1300 A.D., Western Africa - the desire for goods such as ivory in Europe drives the development of many trade routes here, with caravans of camels delivering goods across the desert landscape.
In Caravan, players must use their camels to deliver goods where they are wanted. Each player starts with five camels in their color (or six in an introductory game), and the game board is seeded with eight goods on the spaces numbered 1-8, with demand markers placed on the goods at spaces 1, 2, 7 and 8.
The first player in the game takes one action, the second player two, and so on until someone takes four actions, after which each player can take up to four actions on their turn. Actions are:
Place or move an unladen camel of your color into an empty space: 1 action
Place or move an unladen camel of your color into an occupied space: 2 actions
Pick up a good and place it on the camel in that space: 1 action; if any demand markers are on this space, you keep them.
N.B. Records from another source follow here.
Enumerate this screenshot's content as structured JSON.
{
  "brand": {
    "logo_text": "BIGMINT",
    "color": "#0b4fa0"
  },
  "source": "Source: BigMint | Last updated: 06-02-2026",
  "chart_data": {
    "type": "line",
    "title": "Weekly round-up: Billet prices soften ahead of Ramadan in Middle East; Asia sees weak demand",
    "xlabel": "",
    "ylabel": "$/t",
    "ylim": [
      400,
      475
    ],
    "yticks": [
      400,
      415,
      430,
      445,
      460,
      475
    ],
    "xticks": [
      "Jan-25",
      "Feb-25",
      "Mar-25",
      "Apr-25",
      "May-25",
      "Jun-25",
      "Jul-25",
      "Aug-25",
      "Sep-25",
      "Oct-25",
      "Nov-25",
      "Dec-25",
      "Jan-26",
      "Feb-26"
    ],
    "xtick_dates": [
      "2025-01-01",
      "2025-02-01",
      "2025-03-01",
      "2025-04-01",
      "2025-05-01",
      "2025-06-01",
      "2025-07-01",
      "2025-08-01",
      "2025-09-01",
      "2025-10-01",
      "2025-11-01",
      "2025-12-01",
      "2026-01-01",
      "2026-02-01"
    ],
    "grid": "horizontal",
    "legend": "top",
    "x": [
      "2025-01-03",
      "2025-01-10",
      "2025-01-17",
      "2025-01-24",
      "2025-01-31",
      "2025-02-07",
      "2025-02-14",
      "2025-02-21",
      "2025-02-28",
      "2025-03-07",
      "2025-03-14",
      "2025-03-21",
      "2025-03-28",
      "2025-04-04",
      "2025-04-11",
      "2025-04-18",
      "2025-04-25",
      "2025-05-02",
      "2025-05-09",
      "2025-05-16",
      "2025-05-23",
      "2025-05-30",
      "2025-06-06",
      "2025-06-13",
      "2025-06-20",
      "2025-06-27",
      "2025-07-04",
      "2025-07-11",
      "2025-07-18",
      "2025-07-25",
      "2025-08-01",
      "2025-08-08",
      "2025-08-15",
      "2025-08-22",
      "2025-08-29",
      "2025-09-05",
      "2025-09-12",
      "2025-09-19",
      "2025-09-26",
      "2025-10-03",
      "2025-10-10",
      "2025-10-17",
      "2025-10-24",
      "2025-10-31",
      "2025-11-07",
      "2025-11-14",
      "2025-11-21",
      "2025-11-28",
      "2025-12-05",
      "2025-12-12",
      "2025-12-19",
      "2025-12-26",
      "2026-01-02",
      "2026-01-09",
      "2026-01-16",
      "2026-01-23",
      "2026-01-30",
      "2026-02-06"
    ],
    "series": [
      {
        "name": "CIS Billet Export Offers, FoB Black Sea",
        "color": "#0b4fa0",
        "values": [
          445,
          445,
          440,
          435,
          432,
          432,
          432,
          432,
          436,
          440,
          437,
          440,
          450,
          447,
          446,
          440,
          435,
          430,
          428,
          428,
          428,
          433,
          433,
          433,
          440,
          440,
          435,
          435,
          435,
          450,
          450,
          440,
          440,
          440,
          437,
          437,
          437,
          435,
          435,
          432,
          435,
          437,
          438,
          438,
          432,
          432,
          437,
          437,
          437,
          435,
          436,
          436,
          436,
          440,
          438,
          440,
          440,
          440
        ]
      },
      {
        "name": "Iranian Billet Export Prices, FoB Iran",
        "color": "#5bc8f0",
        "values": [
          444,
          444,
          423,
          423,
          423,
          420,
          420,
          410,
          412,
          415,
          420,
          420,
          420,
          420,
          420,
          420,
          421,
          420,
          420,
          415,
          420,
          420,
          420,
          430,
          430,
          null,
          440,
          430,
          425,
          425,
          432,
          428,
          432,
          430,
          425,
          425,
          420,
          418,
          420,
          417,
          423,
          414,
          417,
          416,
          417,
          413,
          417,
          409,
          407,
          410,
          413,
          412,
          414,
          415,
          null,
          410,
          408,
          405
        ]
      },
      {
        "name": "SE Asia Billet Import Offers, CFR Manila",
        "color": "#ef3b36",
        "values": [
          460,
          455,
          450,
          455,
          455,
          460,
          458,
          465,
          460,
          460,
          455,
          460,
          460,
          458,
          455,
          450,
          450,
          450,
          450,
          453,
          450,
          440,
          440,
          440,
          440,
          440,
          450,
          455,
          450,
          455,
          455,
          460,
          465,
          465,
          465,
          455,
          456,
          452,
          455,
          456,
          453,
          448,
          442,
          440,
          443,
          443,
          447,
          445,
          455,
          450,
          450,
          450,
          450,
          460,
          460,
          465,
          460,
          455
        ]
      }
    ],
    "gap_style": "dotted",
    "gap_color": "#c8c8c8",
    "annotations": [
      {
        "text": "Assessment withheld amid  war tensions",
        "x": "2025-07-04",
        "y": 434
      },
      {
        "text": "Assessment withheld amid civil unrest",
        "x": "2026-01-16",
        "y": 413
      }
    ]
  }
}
Move a good along a chain of your camels, ending with it on top of one of your unladen camels: 1 action
Steal a good from on top of an opponent's laden camel, placing it under one of your camels in the same space: 1 action and a theft marker; if you have no theft markers, you can't do this.
If you move a good to a camel located in the city that wants that good (as indicated by color), then you remove that good from the board and keep it.
As soon as four goods have been picked up (not necessarily delivered), pause the game and place a demand marker on each good still on the board; in addition, refill the empty numbered spots with a good from the bag.
Once the final four goods have been drawn from the bag, the game ends immediately following the next delivery.
Players score points based upon what they've collected: Rare goods (of which there are three each of four types) are worth 6 points each; common goods (nine each of four types) are worth 3 points each; and each demand marker is worth 1 point. Whoever scores the most wins.